Edit: I have no idea what I was talking about here, obviously the decode function I gave would need to take an additional parameter in my example.

DELETED

voidref commented 8 years ago

If Decodable wants to solve this problem, it may be an idea to explore adding an 'or' operator. I'll do some exploration, but it would look like this at the call site:

TheObject {
    let name:String
    class func decode(json:AnyObject) -> throws {
        return try TheObject(name: json => "name || json => "netName")
    }
}
voidref commented 8 years ago

Thinking about the problem further, I don't think it's going to be possible for my above syntax to work, as the => operator will either throw, or it won't, and I don't think we can have an operator that intercepts this throw and tries again.

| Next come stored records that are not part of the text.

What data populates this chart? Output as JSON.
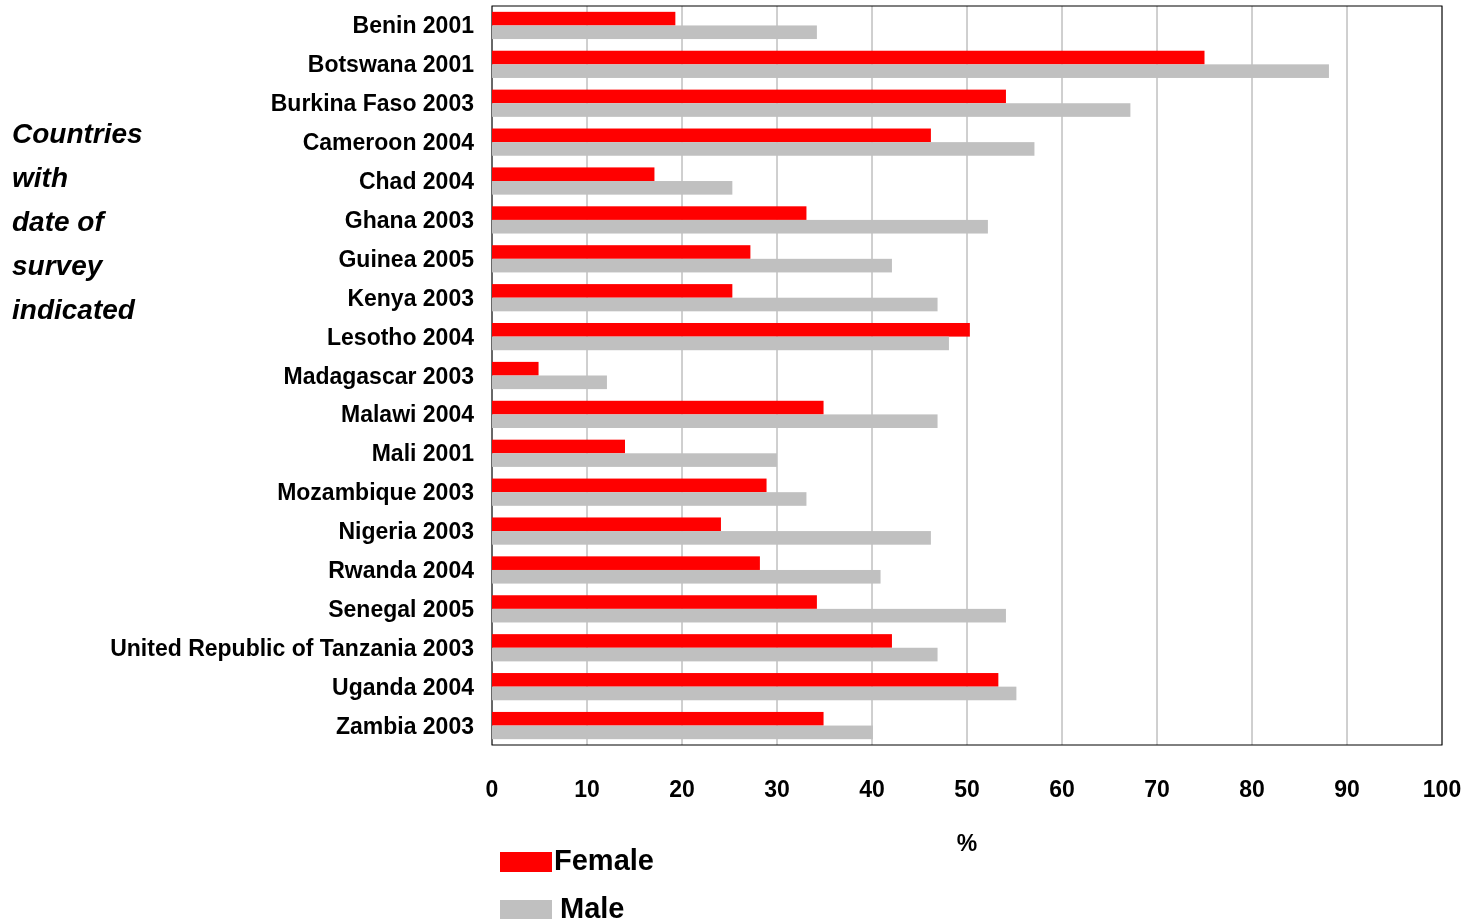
{
  "chart_data": {
    "type": "bar",
    "orientation": "horizontal",
    "xlabel": "%",
    "annotations": [
      "Countries with date of survey indicated"
    ],
    "categories": [
      "Benin 2001",
      "Botswana 2001",
      "Burkina Faso 2003",
      "Cameroon 2004",
      "Chad 2004",
      "Ghana 2003",
      "Guinea 2005",
      "Kenya 2003",
      "Lesotho 2004",
      "Madagascar 2003",
      "Malawi 2004",
      "Mali 2001",
      "Mozambique 2003",
      "Nigeria 2003",
      "Rwanda 2004",
      "Senegal 2005",
      "United Republic of Tanzania 2003",
      "Uganda 2004",
      "Zambia 2003"
    ],
    "series": [
      {
        "name": "Female",
        "color": "#ff0000",
        "values": [
          19.3,
          75,
          54.1,
          46.2,
          17.1,
          33.1,
          27.2,
          25.3,
          50.3,
          4.9,
          34.9,
          14,
          28.9,
          24.1,
          28.2,
          34.2,
          42.1,
          53.3,
          34.9
        ]
      },
      {
        "name": "Male",
        "color": "#c0c0c0",
        "values": [
          34.2,
          88.1,
          67.2,
          57.1,
          25.3,
          52.2,
          42.1,
          46.9,
          48.1,
          12.1,
          46.9,
          30,
          33.1,
          46.2,
          40.9,
          54.1,
          46.9,
          55.2,
          40.1
        ]
      }
    ],
    "xlim": [
      0,
      100
    ],
    "xticks": [
      0,
      10,
      20,
      30,
      40,
      50,
      60,
      70,
      80,
      90,
      100
    ],
    "grid": "x",
    "legend": "bottom left"
  }
}
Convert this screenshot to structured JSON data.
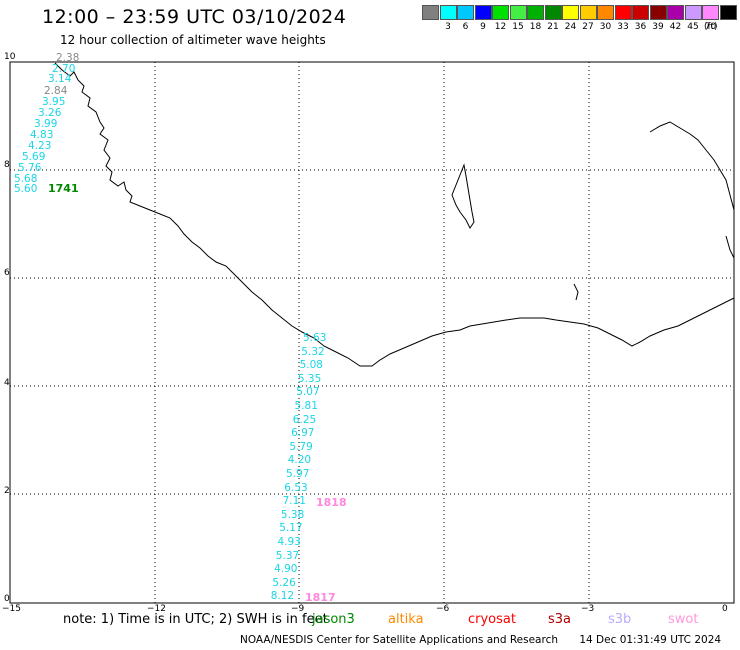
{
  "header": {
    "title": "12:00 – 23:59 UTC 03/10/2024",
    "subtitle": "12 hour collection of altimeter wave heights"
  },
  "legend": {
    "unit": "(ft)",
    "items": [
      {
        "label": "",
        "color": "#808080"
      },
      {
        "label": "3",
        "color": "#00ffff"
      },
      {
        "label": "6",
        "color": "#00c8ff"
      },
      {
        "label": "9",
        "color": "#0000ff"
      },
      {
        "label": "12",
        "color": "#00e000"
      },
      {
        "label": "15",
        "color": "#44ee44"
      },
      {
        "label": "18",
        "color": "#00b000"
      },
      {
        "label": "21",
        "color": "#008800"
      },
      {
        "label": "24",
        "color": "#ffff00"
      },
      {
        "label": "27",
        "color": "#ffcc00"
      },
      {
        "label": "30",
        "color": "#ff8800"
      },
      {
        "label": "33",
        "color": "#ff0000"
      },
      {
        "label": "36",
        "color": "#cc0000"
      },
      {
        "label": "39",
        "color": "#880000"
      },
      {
        "label": "42",
        "color": "#aa00aa"
      },
      {
        "label": "45",
        "color": "#cc99ff"
      },
      {
        "label": "70",
        "color": "#ff88ff"
      },
      {
        "label": "",
        "color": "#000000"
      }
    ]
  },
  "axes": {
    "x_ticks": [
      "−15",
      "−12",
      "−9",
      "−6",
      "−3",
      "0"
    ],
    "y_ticks": [
      "10",
      "8",
      "6",
      "4",
      "2",
      "0"
    ]
  },
  "tracks": {
    "track_a": {
      "pass_label": "1741",
      "pass_color": "#008800",
      "values": [
        "2.38",
        "2.70",
        "3.14",
        "2.84",
        "3.95",
        "3.26",
        "3.99",
        "4.83",
        "4.23",
        "5.69",
        "5.76",
        "5.68",
        "5.60"
      ]
    },
    "track_b": {
      "pass_labels": [
        "1818",
        "1817"
      ],
      "pass_color": "#ff88dd",
      "values": [
        "5.63",
        "5.32",
        "5.08",
        "5.35",
        "5.07",
        "5.81",
        "6.25",
        "6.97",
        "5.79",
        "4.20",
        "5.97",
        "6.53",
        "7.11",
        "5.38",
        "5.17",
        "4.93",
        "5.37",
        "4.90",
        "5.26",
        "8.12"
      ]
    }
  },
  "footer": {
    "note": "note: 1) Time is in UTC; 2) SWH is in feet",
    "satellites": [
      {
        "name": "jason3",
        "color": "#008800"
      },
      {
        "name": "altika",
        "color": "#ff8800"
      },
      {
        "name": "cryosat",
        "color": "#ff0000"
      },
      {
        "name": "s3a",
        "color": "#aa0000"
      },
      {
        "name": "s3b",
        "color": "#bbaaff"
      },
      {
        "name": "swot",
        "color": "#ff99dd"
      }
    ],
    "credit": "NOAA/NESDIS Center for Satellite Applications and Research",
    "timestamp": "14 Dec 01:31:49 UTC 2024"
  }
}
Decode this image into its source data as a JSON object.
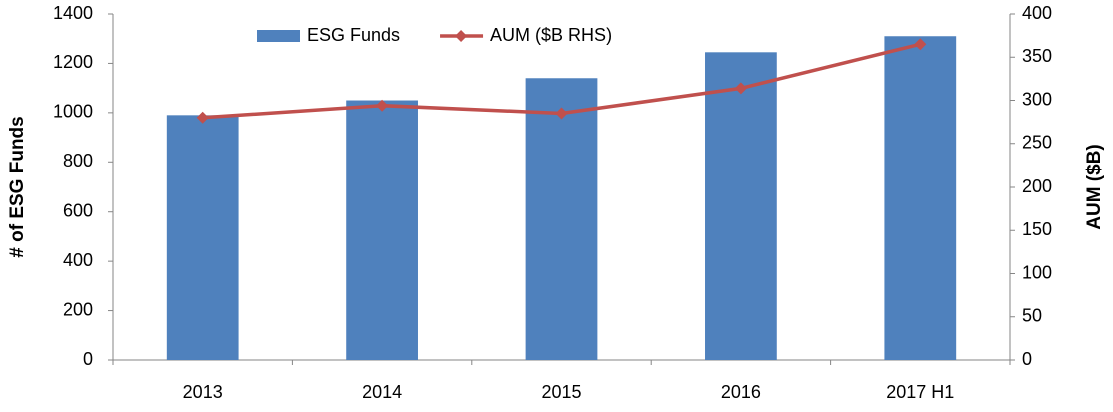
{
  "chart_data": {
    "type": "bar",
    "categories": [
      "2013",
      "2014",
      "2015",
      "2016",
      "2017 H1"
    ],
    "series": [
      {
        "name": "ESG Funds",
        "color": "#4f81bd",
        "type": "bar",
        "values": [
          990,
          1050,
          1140,
          1245,
          1310
        ]
      },
      {
        "name": "AUM ($B RHS)",
        "color": "#c0504d",
        "type": "line",
        "axis": "y2",
        "values": [
          280,
          294,
          285,
          314,
          365
        ]
      }
    ],
    "ylabel": "# of ESG Funds",
    "y2label": "AUM ($B)",
    "ylim": [
      0,
      1400
    ],
    "yticks": [
      0,
      200,
      400,
      600,
      800,
      1000,
      1200,
      1400
    ],
    "y2lim": [
      0,
      400
    ],
    "y2ticks": [
      0,
      50,
      100,
      150,
      200,
      250,
      300,
      350,
      400
    ],
    "grid": false,
    "legend": "top"
  }
}
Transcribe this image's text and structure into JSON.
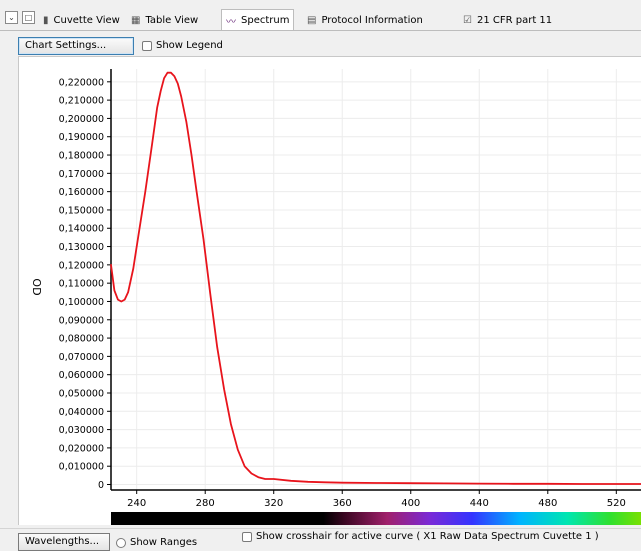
{
  "tabs": [
    {
      "label": "Cuvette View",
      "icon": "cuvette-icon",
      "active": false
    },
    {
      "label": "Table View",
      "icon": "table-icon",
      "active": false
    },
    {
      "label": "Spectrum",
      "icon": "spectrum-wave-icon",
      "active": true
    },
    {
      "label": "Protocol Information",
      "icon": "printer-icon",
      "active": false
    },
    {
      "label": "21 CFR part 11",
      "icon": "checkbox-icon",
      "active": false
    }
  ],
  "toolbar": {
    "chart_settings_label": "Chart Settings...",
    "show_legend_label": "Show Legend",
    "show_legend_checked": false
  },
  "bottom": {
    "wavelengths_label": "Wavelengths...",
    "show_ranges_label": "Show Ranges",
    "crosshair_label": "Show crosshair for active curve ( X1 Raw Data Spectrum Cuvette 1 )"
  },
  "colors": {
    "curve": "#e8141c",
    "grid": "#ececec",
    "axis": "#000000"
  },
  "chart_data": {
    "type": "line",
    "ylabel": "OD",
    "xlabel": "",
    "xlim": [
      225,
      535
    ],
    "ylim": [
      -0.003,
      0.227
    ],
    "grid": true,
    "legend": "hidden",
    "x_ticks": [
      "240",
      "280",
      "320",
      "360",
      "400",
      "440",
      "480",
      "520"
    ],
    "y_ticks": [
      "0",
      "0,010000",
      "0,020000",
      "0,030000",
      "0,040000",
      "0,050000",
      "0,060000",
      "0,070000",
      "0,080000",
      "0,090000",
      "0,100000",
      "0,110000",
      "0,120000",
      "0,130000",
      "0,140000",
      "0,150000",
      "0,160000",
      "0,170000",
      "0,180000",
      "0,190000",
      "0,200000",
      "0,210000",
      "0,220000"
    ],
    "series": [
      {
        "x": [
          225,
          227,
          229,
          231,
          233,
          235,
          238,
          241,
          245,
          249,
          252,
          254,
          256,
          258,
          260,
          262,
          264,
          266,
          269,
          272,
          275,
          279,
          283,
          287,
          291,
          295,
          299,
          303,
          307,
          311,
          315,
          320,
          330,
          340,
          350,
          360,
          380,
          400,
          420,
          440,
          460,
          480,
          500,
          520,
          535
        ],
        "y": [
          0.12,
          0.106,
          0.101,
          0.1,
          0.101,
          0.105,
          0.118,
          0.136,
          0.16,
          0.186,
          0.206,
          0.215,
          0.222,
          0.225,
          0.225,
          0.223,
          0.219,
          0.212,
          0.198,
          0.18,
          0.16,
          0.134,
          0.104,
          0.075,
          0.052,
          0.033,
          0.019,
          0.01,
          0.006,
          0.004,
          0.003,
          0.003,
          0.002,
          0.0015,
          0.0012,
          0.001,
          0.0008,
          0.0007,
          0.0006,
          0.0005,
          0.0004,
          0.0004,
          0.0003,
          0.0003,
          0.0003
        ]
      }
    ]
  }
}
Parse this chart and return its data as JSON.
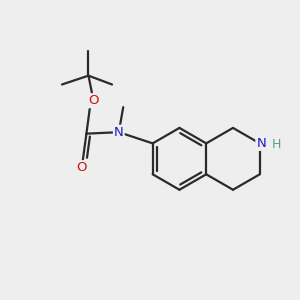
{
  "bg_color": "#eeeeee",
  "bond_color": "#2a2a2a",
  "bond_width": 1.6,
  "atom_colors": {
    "N": "#1a1acc",
    "O": "#cc1111",
    "H": "#5a9999"
  },
  "font_size": 9.5,
  "fig_size": [
    3.0,
    3.0
  ],
  "dpi": 100,
  "xlim": [
    0,
    10
  ],
  "ylim": [
    0,
    10
  ]
}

Another syntax, although not as nice, and definitely more 'magic' feeling would be to have a nested array for alternate key names, thusly:

TheObject {
    let name:String
    class func decode(json:AnyObject) -> throws {
        return try TheObject(name: json => [["name,"netName"]])
    }
}

The nested array is because Decodable supports an array for a path, so a top level array of alternates isn't going to work, specifying a path and alternate keys might look like [["name", "netName"], "first"]

voidref commented 8 years ago

From an implementation standpoint, my above suggestion seems ... rather complex, bordering on unmaintainable/untenable/impractical. I started an exploration into what would be required, and it involves changing the path string type to be an AnyObject type and include type-checking with an asymmetric recursive traversal to cover possible use cases.

I've actually done something like this for some natural language processing as well as chord shape generation, and I really wouldn't wish the maintenance of this sort of thing on anyone.

So, uh ... never mind.

I think the real solution to this lies in #95 / 1, which is seems our dear Viking friend is in the midst of!

valeriomazzeo commented 6 years ago

What about having a context parameter in the decode function?